1. The graphics pages got put on the LRU
2. System is low on memory, they get on (and *STAY* on) the inactive
   LRU.
3. VM adds graphics pages to the swap cache, and writes them out, and
   we see the writeout from the vmstat, and lots of adds/removes from
   the swap cache.
4. But, despite all the swap writeout, we don't get helped by seeing
   much memory get freed.  Why?

I _suspect_ that the graphics drivers here are holding a reference to
the page.  During reclaim, we're mostly concerned with the pages being
mapped.  If we manage to get them unmapped, we'll go ahead and swap
them, which I _think_ is what we're seeing.  But, when it comes time to
_actually_ free them, that last reference on the page keeps them from
being freed.

Is it possible that there's still a get_page() reference that's holding
those pages in place from the graphics code?
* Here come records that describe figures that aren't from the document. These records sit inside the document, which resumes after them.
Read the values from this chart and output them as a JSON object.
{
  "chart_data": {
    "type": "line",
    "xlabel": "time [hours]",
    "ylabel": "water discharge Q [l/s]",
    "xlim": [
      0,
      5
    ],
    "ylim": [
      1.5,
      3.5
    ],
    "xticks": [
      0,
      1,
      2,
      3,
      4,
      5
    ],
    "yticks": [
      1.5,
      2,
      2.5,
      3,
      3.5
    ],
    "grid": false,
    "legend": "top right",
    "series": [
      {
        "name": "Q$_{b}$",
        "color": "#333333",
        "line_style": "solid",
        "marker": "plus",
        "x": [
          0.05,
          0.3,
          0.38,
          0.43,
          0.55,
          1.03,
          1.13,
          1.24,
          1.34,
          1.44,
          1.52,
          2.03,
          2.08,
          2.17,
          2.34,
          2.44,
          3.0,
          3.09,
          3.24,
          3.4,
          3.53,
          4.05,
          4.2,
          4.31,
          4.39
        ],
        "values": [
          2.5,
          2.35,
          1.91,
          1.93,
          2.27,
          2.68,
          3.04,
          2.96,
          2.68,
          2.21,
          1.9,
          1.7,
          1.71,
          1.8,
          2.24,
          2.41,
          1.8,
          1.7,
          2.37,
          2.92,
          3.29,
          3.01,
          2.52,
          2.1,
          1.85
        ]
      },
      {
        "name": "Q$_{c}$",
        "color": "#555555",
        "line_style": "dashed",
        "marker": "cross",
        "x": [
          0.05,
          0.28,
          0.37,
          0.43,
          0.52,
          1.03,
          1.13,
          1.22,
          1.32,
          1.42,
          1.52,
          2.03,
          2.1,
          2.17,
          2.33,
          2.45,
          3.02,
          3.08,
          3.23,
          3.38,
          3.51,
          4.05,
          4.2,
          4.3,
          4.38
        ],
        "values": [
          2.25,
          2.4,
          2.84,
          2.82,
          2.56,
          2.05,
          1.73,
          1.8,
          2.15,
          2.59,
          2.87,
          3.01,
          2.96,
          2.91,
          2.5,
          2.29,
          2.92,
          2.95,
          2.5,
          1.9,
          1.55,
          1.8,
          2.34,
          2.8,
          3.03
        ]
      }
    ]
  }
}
>> Also, the vmstat output from the bug:
>>
>>> https://bugs.freedesktop.org/show_bug.cgi?id=72742
>>
>> shows there being an *AWFUL* lot of swap I/O going on here.  From the
>> looks of it, we stuck ~2GB in swap and evicted another 1.5GB of page
>> cache (although I guess that could be double-counting tmpfs getting
>> swapped out too).  Hmmm, was this one of the cases where you actually
>> ran _out_ of swap?
> 
> Yes. This bug is a little odd because they always run out of swap. We
> have another category of bug (which appears to be fixed, touch wood)
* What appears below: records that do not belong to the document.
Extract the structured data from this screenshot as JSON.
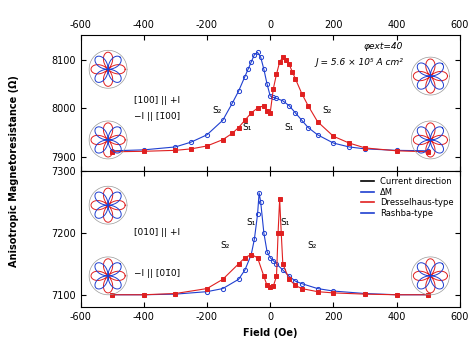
{
  "chart_data": [
    {
      "type": "line",
      "xlim": [
        -600,
        600
      ],
      "xticks": [
        -600,
        -400,
        -200,
        0,
        200,
        400,
        600
      ],
      "ylim": [
        7870,
        8150
      ],
      "yticks": [
        7900,
        8000,
        8100
      ],
      "tick_labels": true,
      "series": [
        {
          "color": "#1f3fd0",
          "marker": "circle_open",
          "line_style": "solid",
          "x": [
            500,
            400,
            300,
            250,
            200,
            150,
            120,
            100,
            80,
            60,
            40,
            20,
            10,
            0,
            -10,
            -20,
            -30,
            -40,
            -50,
            -60,
            -70,
            -80,
            -100,
            -120,
            -150,
            -200,
            -250,
            -300,
            -400,
            -500
          ],
          "values": [
            7912,
            7913,
            7916,
            7920,
            7928,
            7945,
            7960,
            7975,
            7990,
            8005,
            8015,
            8020,
            8022,
            8025,
            8050,
            8080,
            8105,
            8115,
            8110,
            8095,
            8080,
            8065,
            8035,
            8010,
            7975,
            7945,
            7930,
            7920,
            7914,
            7912
          ]
        },
        {
          "color": "#e02020",
          "marker": "square",
          "line_style": "solid",
          "x": [
            -500,
            -400,
            -300,
            -250,
            -200,
            -150,
            -120,
            -100,
            -80,
            -60,
            -40,
            -20,
            -10,
            0,
            10,
            20,
            30,
            40,
            50,
            60,
            70,
            80,
            100,
            120,
            150,
            200,
            250,
            300,
            400,
            500
          ],
          "values": [
            7910,
            7911,
            7913,
            7916,
            7922,
            7935,
            7948,
            7960,
            7975,
            7990,
            8000,
            8005,
            7995,
            7990,
            8040,
            8070,
            8095,
            8105,
            8100,
            8090,
            8075,
            8060,
            8030,
            8005,
            7972,
            7942,
            7928,
            7918,
            7912,
            7910
          ]
        }
      ],
      "annotations": [
        "φext=40",
        "J = 5.6 × 10⁵ A cm²",
        "[100] || +I",
        "−I || [1̄00]",
        "S₂",
        "S₁",
        "S₁",
        "S₂"
      ]
    },
    {
      "type": "line",
      "xlabel": "Field (Oe)",
      "xlim": [
        -600,
        600
      ],
      "xticks": [
        -600,
        -400,
        -200,
        0,
        200,
        400,
        600
      ],
      "ylim": [
        7080,
        7300
      ],
      "yticks": [
        7100,
        7200,
        7300
      ],
      "tick_labels": true,
      "legend": "upper right",
      "legend_entries": [
        {
          "name": "Current direction",
          "color": "#000000"
        },
        {
          "name": "ΔM",
          "color": "#1f3fd0"
        },
        {
          "name": "Dresselhaus-type",
          "color": "#e02020"
        },
        {
          "name": "Rashba-type",
          "color": "#1f3fd0"
        }
      ],
      "series": [
        {
          "color": "#1f3fd0",
          "marker": "circle_open",
          "line_style": "solid",
          "x": [
            500,
            400,
            300,
            200,
            150,
            100,
            80,
            60,
            40,
            20,
            10,
            0,
            -10,
            -20,
            -30,
            -35,
            -40,
            -50,
            -60,
            -80,
            -100,
            -150,
            -200,
            -300,
            -400,
            -500
          ],
          "values": [
            7100,
            7100,
            7102,
            7106,
            7110,
            7118,
            7122,
            7130,
            7140,
            7150,
            7155,
            7160,
            7170,
            7200,
            7250,
            7265,
            7230,
            7190,
            7165,
            7140,
            7125,
            7110,
            7105,
            7101,
            7100,
            7100
          ]
        },
        {
          "color": "#e02020",
          "marker": "square",
          "line_style": "solid",
          "x": [
            -500,
            -400,
            -300,
            -200,
            -150,
            -100,
            -80,
            -60,
            -40,
            -20,
            -10,
            0,
            10,
            20,
            25,
            30,
            35,
            40,
            60,
            80,
            100,
            150,
            200,
            300,
            400,
            500
          ],
          "values": [
            7100,
            7100,
            7102,
            7110,
            7125,
            7150,
            7160,
            7165,
            7160,
            7130,
            7115,
            7112,
            7114,
            7130,
            7200,
            7255,
            7200,
            7150,
            7125,
            7115,
            7110,
            7105,
            7103,
            7101,
            7100,
            7100
          ]
        }
      ],
      "annotations": [
        "[010] || +I",
        "−I || [01̄0]",
        "S₂",
        "S₁",
        "S₁",
        "S₂"
      ]
    }
  ],
  "shared": {
    "ylabel": "Anisotropic Magnetoresistance (Ω)"
  }
}
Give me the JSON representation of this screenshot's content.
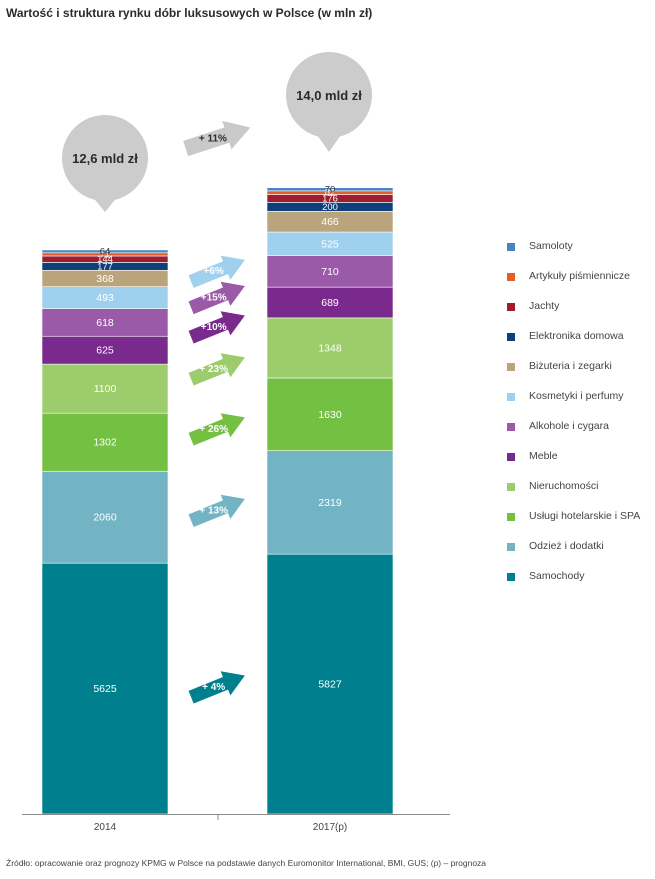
{
  "chart_data": {
    "type": "bar",
    "stacked": true,
    "title": "Wartość i struktura rynku dóbr luksusowych w Polsce (w mln zł)",
    "categories": [
      "2014",
      "2017(p)"
    ],
    "series": [
      {
        "name": "Samochody",
        "color": "#00808f",
        "values": [
          5625,
          5827
        ],
        "growth": "+ 4%",
        "label_color": "#ffffff"
      },
      {
        "name": "Odzież i dodatki",
        "color": "#72b4c4",
        "values": [
          2060,
          2319
        ],
        "growth": "+ 13%",
        "label_color": "#ffffff"
      },
      {
        "name": "Usługi hotelarskie i SPA",
        "color": "#74c043",
        "values": [
          1302,
          1630
        ],
        "growth": "+ 26%",
        "label_color": "#ffffff"
      },
      {
        "name": "Nieruchomości",
        "color": "#9ccc6c",
        "values": [
          1100,
          1348
        ],
        "growth": "+ 23%",
        "label_color": "#ffffff"
      },
      {
        "name": "Meble",
        "color": "#7a2a8c",
        "values": [
          625,
          689
        ],
        "growth": "+10%",
        "label_color": "#ffffff"
      },
      {
        "name": "Alkohole i cygara",
        "color": "#9a5aa8",
        "values": [
          618,
          710
        ],
        "growth": "+15%",
        "label_color": "#ffffff"
      },
      {
        "name": "Kosmetyki i perfumy",
        "color": "#9fd1ee",
        "values": [
          493,
          525
        ],
        "growth": "+6%",
        "label_color": "#ffffff"
      },
      {
        "name": "Biżuteria i zegarki",
        "color": "#b9a47c",
        "values": [
          368,
          466
        ],
        "growth": null,
        "label_color": "#ffffff"
      },
      {
        "name": "Elektronika domowa",
        "color": "#0d3f7a",
        "values": [
          177,
          200
        ],
        "growth": null,
        "label_color": "#ffffff"
      },
      {
        "name": "Jachty",
        "color": "#9e1c2f",
        "values": [
          144,
          176
        ],
        "growth": null,
        "label_color": "#ffffff"
      },
      {
        "name": "Artykuły piśmiennicze",
        "color": "#e35e2b",
        "values": [
          71,
          82
        ],
        "growth": null,
        "label_color": "#ffffff"
      },
      {
        "name": "Samoloty",
        "color": "#4a82c0",
        "values": [
          64,
          70
        ],
        "growth": null,
        "label_color": "#333333"
      }
    ],
    "legend_order": [
      "Samoloty",
      "Artykuły piśmiennicze",
      "Jachty",
      "Elektronika domowa",
      "Biżuteria i zegarki",
      "Kosmetyki i perfumy",
      "Alkohole i cygara",
      "Meble",
      "Nieruchomości",
      "Usługi hotelarskie i SPA",
      "Odzież i dodatki",
      "Samochody"
    ],
    "totals": [
      "12,6 mld zł",
      "14,0 mld zł"
    ],
    "total_growth": "+ 11%",
    "legend_position": "right"
  },
  "source": "Źródło: opracowanie oraz prognozy KPMG w Polsce na podstawie danych Euromonitor International, BMI, GUS; (p) – prognoza"
}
> where we trigger oom without even touching swap. The test case is
> designed to only just swap (use at most 1/4 of the available swap space)
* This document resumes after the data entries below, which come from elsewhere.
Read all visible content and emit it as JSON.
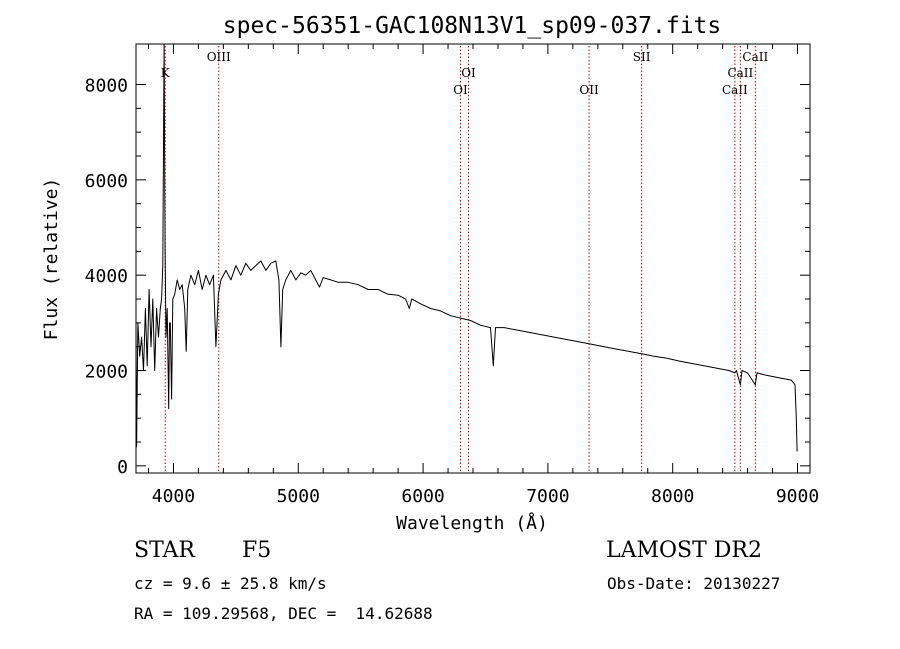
{
  "chart_data": {
    "type": "line",
    "title": "spec-56351-GAC108N13V1_sp09-037.fits",
    "xlabel": "Wavelength (Å)",
    "ylabel": "Flux (relative)",
    "xlim": [
      3700,
      9100
    ],
    "ylim": [
      -150,
      8850
    ],
    "xticks": [
      4000,
      5000,
      6000,
      7000,
      8000,
      9000
    ],
    "yticks": [
      0,
      2000,
      4000,
      6000,
      8000
    ],
    "grid": false,
    "series": [
      {
        "name": "flux",
        "points": [
          [
            3700,
            2900
          ],
          [
            3705,
            400
          ],
          [
            3715,
            3000
          ],
          [
            3730,
            2300
          ],
          [
            3745,
            2700
          ],
          [
            3760,
            2000
          ],
          [
            3775,
            3300
          ],
          [
            3790,
            2100
          ],
          [
            3805,
            3700
          ],
          [
            3820,
            2500
          ],
          [
            3835,
            3500
          ],
          [
            3850,
            2000
          ],
          [
            3865,
            3300
          ],
          [
            3880,
            2700
          ],
          [
            3895,
            3300
          ],
          [
            3905,
            3500
          ],
          [
            3915,
            4200
          ],
          [
            3925,
            8850
          ],
          [
            3933,
            4500
          ],
          [
            3940,
            2700
          ],
          [
            3950,
            3300
          ],
          [
            3962,
            1200
          ],
          [
            3968,
            3000
          ],
          [
            3975,
            3000
          ],
          [
            3985,
            1400
          ],
          [
            3995,
            3500
          ],
          [
            4010,
            3600
          ],
          [
            4030,
            3900
          ],
          [
            4050,
            3700
          ],
          [
            4070,
            3800
          ],
          [
            4090,
            3300
          ],
          [
            4102,
            2400
          ],
          [
            4115,
            3700
          ],
          [
            4140,
            4000
          ],
          [
            4170,
            3800
          ],
          [
            4200,
            4100
          ],
          [
            4230,
            3700
          ],
          [
            4260,
            4000
          ],
          [
            4290,
            3800
          ],
          [
            4320,
            4000
          ],
          [
            4340,
            2500
          ],
          [
            4360,
            3600
          ],
          [
            4380,
            3900
          ],
          [
            4420,
            4100
          ],
          [
            4460,
            3900
          ],
          [
            4500,
            4200
          ],
          [
            4540,
            4000
          ],
          [
            4580,
            4250
          ],
          [
            4620,
            4100
          ],
          [
            4660,
            4200
          ],
          [
            4700,
            4300
          ],
          [
            4740,
            4100
          ],
          [
            4780,
            4250
          ],
          [
            4820,
            4300
          ],
          [
            4845,
            3900
          ],
          [
            4861,
            2500
          ],
          [
            4875,
            3700
          ],
          [
            4900,
            3900
          ],
          [
            4940,
            4100
          ],
          [
            4980,
            3900
          ],
          [
            5020,
            4050
          ],
          [
            5060,
            4000
          ],
          [
            5100,
            4100
          ],
          [
            5140,
            3900
          ],
          [
            5170,
            3750
          ],
          [
            5200,
            3950
          ],
          [
            5260,
            3900
          ],
          [
            5320,
            3850
          ],
          [
            5400,
            3850
          ],
          [
            5480,
            3800
          ],
          [
            5560,
            3700
          ],
          [
            5640,
            3700
          ],
          [
            5720,
            3600
          ],
          [
            5800,
            3580
          ],
          [
            5860,
            3500
          ],
          [
            5890,
            3300
          ],
          [
            5910,
            3500
          ],
          [
            5980,
            3400
          ],
          [
            6060,
            3300
          ],
          [
            6140,
            3250
          ],
          [
            6220,
            3150
          ],
          [
            6300,
            3100
          ],
          [
            6380,
            3050
          ],
          [
            6460,
            2950
          ],
          [
            6540,
            2900
          ],
          [
            6563,
            2100
          ],
          [
            6580,
            2900
          ],
          [
            6650,
            2900
          ],
          [
            6750,
            2850
          ],
          [
            6850,
            2800
          ],
          [
            6950,
            2750
          ],
          [
            7050,
            2700
          ],
          [
            7150,
            2650
          ],
          [
            7250,
            2600
          ],
          [
            7350,
            2550
          ],
          [
            7450,
            2500
          ],
          [
            7550,
            2450
          ],
          [
            7650,
            2400
          ],
          [
            7750,
            2350
          ],
          [
            7850,
            2300
          ],
          [
            7950,
            2260
          ],
          [
            8050,
            2200
          ],
          [
            8150,
            2150
          ],
          [
            8250,
            2100
          ],
          [
            8350,
            2050
          ],
          [
            8450,
            2000
          ],
          [
            8498,
            1950
          ],
          [
            8510,
            2000
          ],
          [
            8542,
            1700
          ],
          [
            8555,
            2000
          ],
          [
            8600,
            1950
          ],
          [
            8662,
            1700
          ],
          [
            8675,
            1950
          ],
          [
            8750,
            1900
          ],
          [
            8850,
            1850
          ],
          [
            8950,
            1800
          ],
          [
            8980,
            1700
          ],
          [
            8990,
            1000
          ],
          [
            8997,
            300
          ]
        ]
      }
    ],
    "lines": [
      {
        "label": "K",
        "wavelength": 3934,
        "row": 2
      },
      {
        "label": "OIII",
        "wavelength": 4363,
        "row": 1
      },
      {
        "label": "OI",
        "wavelength": 6300,
        "row": 4
      },
      {
        "label": "OI",
        "wavelength": 6364,
        "row": 3
      },
      {
        "label": "OII",
        "wavelength": 7330,
        "row": 4
      },
      {
        "label": "SII",
        "wavelength": 7751,
        "row": 1
      },
      {
        "label": "CaII",
        "wavelength": 8498,
        "row": 4
      },
      {
        "label": "CaII",
        "wavelength": 8542,
        "row": 3
      },
      {
        "label": "CaII",
        "wavelength": 8662,
        "row": 1
      }
    ],
    "line_color": "#000000",
    "marker_color": "#c00000"
  },
  "info": {
    "object_class": "STAR",
    "subclass": "F5",
    "survey": "LAMOST DR2",
    "redshift": "cz = 9.6 ± 25.8 km/s",
    "obs_date": "Obs-Date: 20130227",
    "coords": "RA = 109.29568, DEC =  14.62688"
  }
}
> and checks that its working set should fit into available memory + swap.
> However, when QA run the test, their systems run completely out of
> virtual memory. There is a discrepancy on their machines where
> anon_inactive is reported as being 2x shmem, but we only expect
> anon_inactive to be our own shmem allocations. I don't know how to track
> what else is using anon_inactive. Suggestions?

Let's tackle one bug at a time.  They might be the same thing.